Mengapa Anti-Amerikanisme?

Oleh : Ahmad Sahal

Tapi jawaban Bush sama sekali meleset dalam menjelaskan penyebab anti-Amerika yang meluas di negeri Arab. Pernyataan Bush tersebut justru semakin menegaskan satu hal yang sering dikemukakan orang tentang Amerika, bahwa Amerika terlalu melihat ke dalam (inward looking), asik dengan diri mereka sendiri seakan-akan mereka berada dalam dunia yang terisolasi, media massanya sangat berwatak parokial ketimbang global, dan tidak (mau) tahu atau tidak peka terhadap dunia luar, terutama dunia Islam.
Setahun sesudah tragedi 11 september, sentimen anti Amerika Serikat (AS) di negeri-negeri Arab dan Muslim bukannya mengecil melainkan justru membesar. Setidaknya bila kita merujuk pada laporan The Jakarta Post beberapa hari lalu. Dalam laporan itu disebutkan, meskipun banyak kalangan dari masyarakat muslim menyatakan simpati terhadap korban tragedi WTC, kebencian terhadap AS juga meningkat. Banyak warga Mesir misalnya, mengekspresikan kemarahan terhadap AS karena kebijakannya menyangkut Israel dan Iraq. Di Syiria, koran resmi Tishrin mengklaim bahwa bangsa Arab sudah membayar “harga tertinggi” untuk 11 September, sementara Israel justru membonceng kampanye perang melawan terorisme dengan cara menyamakan perjuangan Palestina dengan terorisme. Bahkan Kuwait, yang di tahun 1991 menobatkan AS sebagai pembebas dari invasi Irak, kini mulai diwarnai dengan gejala menjadikan Osama bin Ladin sebagai hero.

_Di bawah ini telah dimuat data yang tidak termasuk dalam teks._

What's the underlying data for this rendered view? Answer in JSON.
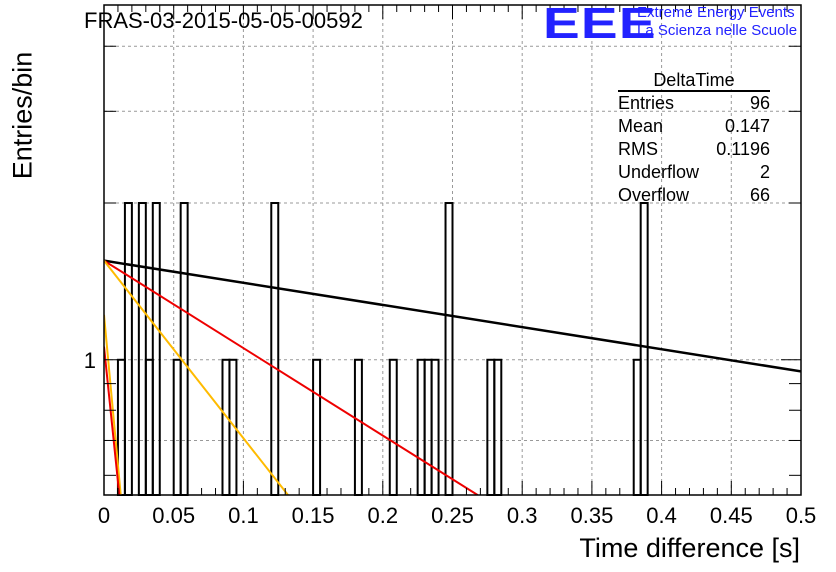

Dari mana datangnya anti-Amerikanisme ini? Mengapa orang benci Amerika? Setahun yang lalu, beberapa saat setelah teror 9-11 terjadi, banyak warga AS melontarkan pertanyaan tersebut. Presiden George W. Bush, dalam pernyataannya di depan Kongres pada tanggal 20 september 2001 menjawab, “Americans are asking , why do they hate us? They hate our freedom—our freedom of religion, our freedom of speech, our freedom to vote and assemble and disagree with each other” Jadi menurut Bush, dasar dari kebencian terhadap AS adalah kebencian terhadap kebebasan. Ada juga yang memberi jawaban, kaum teroris benci AS karena iri dengan kemakmuran dan keperkasaan Amerika.
Jawaban semacam ini untuk sebagian bisa menjelaskan kenapa patriotisme AS begitu menyala dan diekspresikan secara berlebihan setahun terakhir, mengiringi perang mereka terhadap jaringan terorisme internasional. Memang bagi AS, ide kebebasan (the idea of freedom) merupakan jantung identitas mereka, sehingga kalau itu diserang, apalagi dengan serangan dahsyat yang menewaskan lebih dari 3000 orang tak berdosa, maka semangat patriotismelah yang akan meradang.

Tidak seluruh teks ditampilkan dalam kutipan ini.